Copy and paste the link from the address bar when finished and post it here, or copy & paste the SHA256: value & post it here.

Thanks. I tried this and am unable to copy 'C:\windows\system32\services.exe' into the filename box.

Will doing a system restore to a previous time get rid of the trojan?

waddler_8

I don't actually think it's infected - we're just checking to be 100% certain.

You're previous scans are clean.

One program I would recommend you install is the free version of Malwarebytes.


Download Malwarebytes' Anti-Malware to your desktop.

• Double-click mbam-setup.exe and follow the prompts to install the program.
• At the end, be sure a checkmark is placed next to Update Malwarebytes' Anti-Malware and Launch Malwarebytes' Anti-Malware, then click Finish.
• If an update is found, it will download and install the latest version.
• When the program loads, Decline the Malwarebytes' Anti-Malware Pro Trial
• Select to the Scanner tab, select Perform Quick scan, then click on Scan
• When done, you will be prompted. Click OK. If Items are found, then click on Show Results
• Check all items then click on Remove Selected
• After it has removed the items, Notepad will open. Please post this log in your next reply.

Note: MBAM may ask to reboot your computer so it can continue with the removal process, please do so immediately. Failure to reboot will prevent MBAM from removing all of any malware found.

Figment

sweetdaisy wrote: »

Thanks. I tried this and am unable to copy 'C:\windows\system32\services.exe' into the filename box.

Will doing a system restore to a previous time get rid of the trojan?

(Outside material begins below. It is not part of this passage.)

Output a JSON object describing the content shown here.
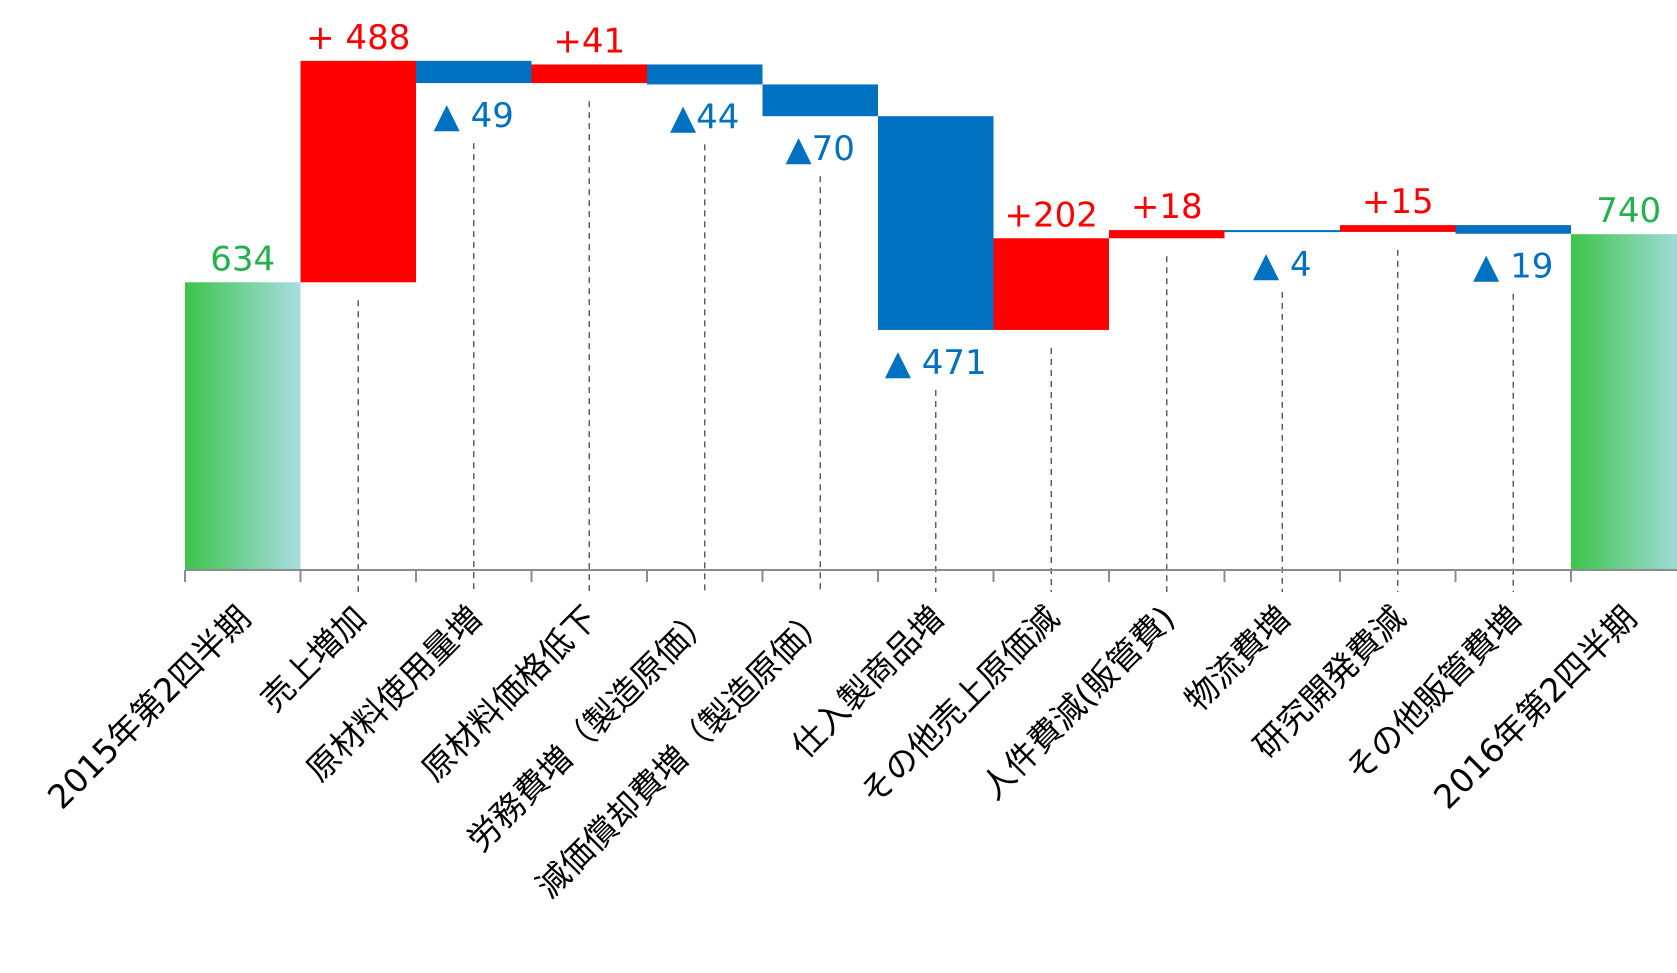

You don't copy (as in copy and paste). From the VirusTotal page, click on Choose File then navigate to the folder containing the file you wish to upload (in this case C:\windows\system32\services.exe). Click once on the file, click Open. Then back on the VirusTotal page click Scan it!

waddler_8

I maybe didn't explain it well enough.

When you click on choose file, a file upload dialogue window opens. It's into there where you paste C:\windows\system32\services.exe and click open. That enters it into virustotal's choose file box.

waddler_8

Better?

Go here

• Click Choose file
• A separate File Upload window will open.
• Copy C:\windows\system32\services.exe & paste it into the File name box in the file upload window.
• Click open.
• On VirusTotal, the filename (services.exe) should appear in the Choose File box
• click scan it
• Click reanalyse if prompted

Copy and paste the link from the address bar when finished and post it here, or copy & paste the SHA256: value & post it here.

sweetdaisy

Thanks Waddler_8 . I have been out for most of the day so going to have another go. I am running Malwarebytes at the moment.

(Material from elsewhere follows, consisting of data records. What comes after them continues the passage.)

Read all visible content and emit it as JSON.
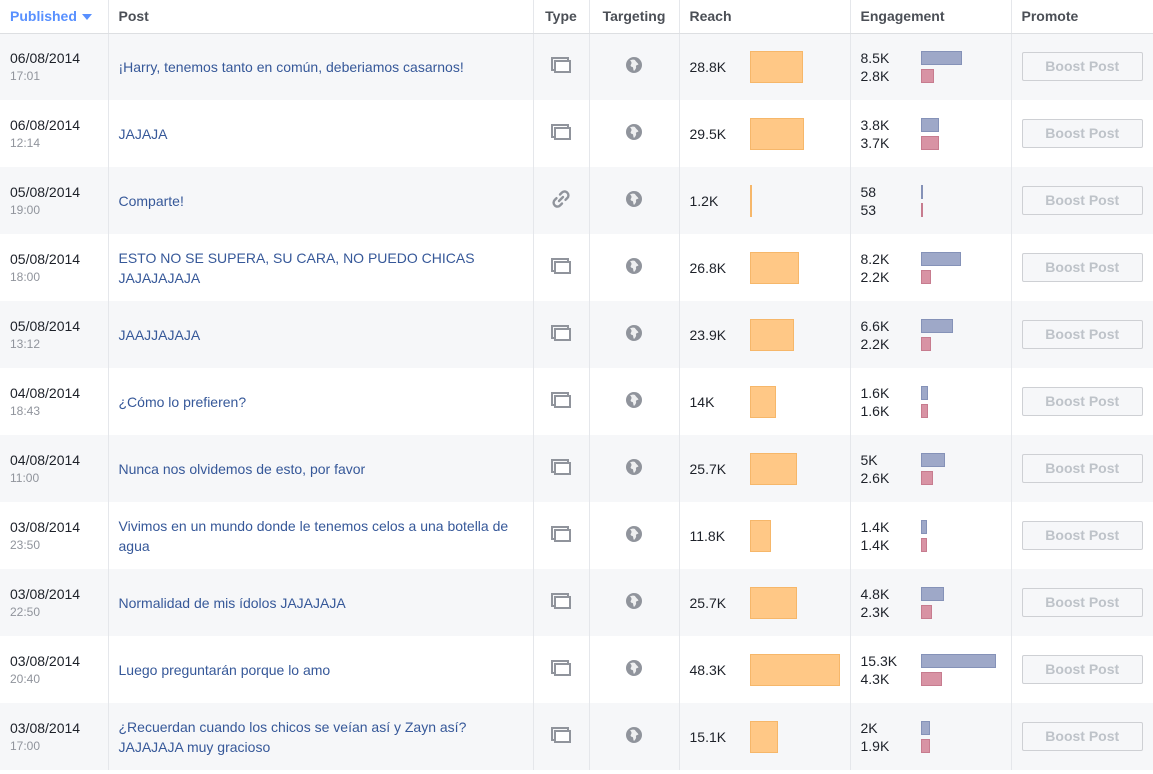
{
  "headers": {
    "published": "Published",
    "post": "Post",
    "type": "Type",
    "targeting": "Targeting",
    "reach": "Reach",
    "engagement": "Engagement",
    "promote": "Promote"
  },
  "colors": {
    "reach_bar": "#ffc886",
    "engagement_a": "#9ea8c8",
    "engagement_b": "#d893a4",
    "link": "#365899",
    "sort_active": "#5890ff"
  },
  "reach_max": 48.3,
  "engagement_max": 15.3,
  "rows": [
    {
      "date": "06/08/2014",
      "time": "17:01",
      "post": "¡Harry, tenemos tanto en común, deberiamos casarnos!",
      "type_icon": "photo-icon",
      "reach": "28.8K",
      "reach_value": 28.8,
      "eng_a": "8.5K",
      "eng_a_value": 8.5,
      "eng_b": "2.8K",
      "eng_b_value": 2.8,
      "boost": "Boost Post"
    },
    {
      "date": "06/08/2014",
      "time": "12:14",
      "post": "JAJAJA",
      "type_icon": "photo-icon",
      "reach": "29.5K",
      "reach_value": 29.5,
      "eng_a": "3.8K",
      "eng_a_value": 3.8,
      "eng_b": "3.7K",
      "eng_b_value": 3.7,
      "boost": "Boost Post"
    },
    {
      "date": "05/08/2014",
      "time": "19:00",
      "post": "Comparte!",
      "type_icon": "link-icon",
      "reach": "1.2K",
      "reach_value": 1.2,
      "eng_a": "58",
      "eng_a_value": 0.058,
      "eng_b": "53",
      "eng_b_value": 0.053,
      "boost": "Boost Post"
    },
    {
      "date": "05/08/2014",
      "time": "18:00",
      "post": "ESTO NO SE SUPERA, SU CARA, NO PUEDO CHICAS JAJAJAJAJA",
      "type_icon": "photo-icon",
      "reach": "26.8K",
      "reach_value": 26.8,
      "eng_a": "8.2K",
      "eng_a_value": 8.2,
      "eng_b": "2.2K",
      "eng_b_value": 2.2,
      "boost": "Boost Post"
    },
    {
      "date": "05/08/2014",
      "time": "13:12",
      "post": "JAAJJAJAJA",
      "type_icon": "photo-icon",
      "reach": "23.9K",
      "reach_value": 23.9,
      "eng_a": "6.6K",
      "eng_a_value": 6.6,
      "eng_b": "2.2K",
      "eng_b_value": 2.2,
      "boost": "Boost Post"
    },
    {
      "date": "04/08/2014",
      "time": "18:43",
      "post": "¿Cómo lo prefieren?",
      "type_icon": "photo-icon",
      "reach": "14K",
      "reach_value": 14,
      "eng_a": "1.6K",
      "eng_a_value": 1.6,
      "eng_b": "1.6K",
      "eng_b_value": 1.6,
      "boost": "Boost Post"
    },
    {
      "date": "04/08/2014",
      "time": "11:00",
      "post": "Nunca nos olvidemos de esto, por favor",
      "type_icon": "photo-icon",
      "reach": "25.7K",
      "reach_value": 25.7,
      "eng_a": "5K",
      "eng_a_value": 5,
      "eng_b": "2.6K",
      "eng_b_value": 2.6,
      "boost": "Boost Post"
    },
    {
      "date": "03/08/2014",
      "time": "23:50",
      "post": "Vivimos en un mundo donde le tenemos celos a una botella de agua",
      "type_icon": "photo-icon",
      "reach": "11.8K",
      "reach_value": 11.8,
      "eng_a": "1.4K",
      "eng_a_value": 1.4,
      "eng_b": "1.4K",
      "eng_b_value": 1.4,
      "boost": "Boost Post"
    },
    {
      "date": "03/08/2014",
      "time": "22:50",
      "post": "Normalidad de mis ídolos JAJAJAJA",
      "type_icon": "photo-icon",
      "reach": "25.7K",
      "reach_value": 25.7,
      "eng_a": "4.8K",
      "eng_a_value": 4.8,
      "eng_b": "2.3K",
      "eng_b_value": 2.3,
      "boost": "Boost Post"
    },
    {
      "date": "03/08/2014",
      "time": "20:40",
      "post": "Luego preguntarán porque lo amo",
      "type_icon": "photo-icon",
      "reach": "48.3K",
      "reach_value": 48.3,
      "eng_a": "15.3K",
      "eng_a_value": 15.3,
      "eng_b": "4.3K",
      "eng_b_value": 4.3,
      "boost": "Boost Post"
    },
    {
      "date": "03/08/2014",
      "time": "17:00",
      "post": "¿Recuerdan cuando los chicos se veían así y Zayn así? JAJAJAJA muy gracioso",
      "type_icon": "photo-icon",
      "reach": "15.1K",
      "reach_value": 15.1,
      "eng_a": "2K",
      "eng_a_value": 2,
      "eng_b": "1.9K",
      "eng_b_value": 1.9,
      "boost": "Boost Post"
    }
  ]
}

I went into the Control Panel, but the link to restore computer to an earlier date didn't work (won't let me click on it - using Windows 7) as I was going to try this. Hubby said to restore computer to factory settings, but know that this will be a hassle as I will have to install everything again.

sweetdaisy

waddler_8 wrote: »

Better?

Go here

• Click Choose file
• A separate File Upload window will open.
• Copy C:\windows\system32\services.exe & paste it into the File name box in the file upload window.
• Click open.
• On VirusTotal, the filename (services.exe) should appear in the Choose File box
• click scan it
• Click reanalyse if prompted

Copy and paste the link from the address bar when finished and post it here, or copy & paste the SHA256: value & post it here.

Here is the SHA value

SHA256: 00d8538999941044286c2ad69600b4c158dbc7a1da6546b49f73327cbb5c3453

waddler_8

sweetdaisy wrote: »

Here is the SHA value

That's actually services.msc that's been scanned.

https://www.virustotal.com/file/00d8538999941044286c2ad69600b4c158dbc7a1da6546b49f73327cbb5c3453/analysis/

Did you run Malwarebytes - Did it detect anything?

Is AVG still detecting services.exe?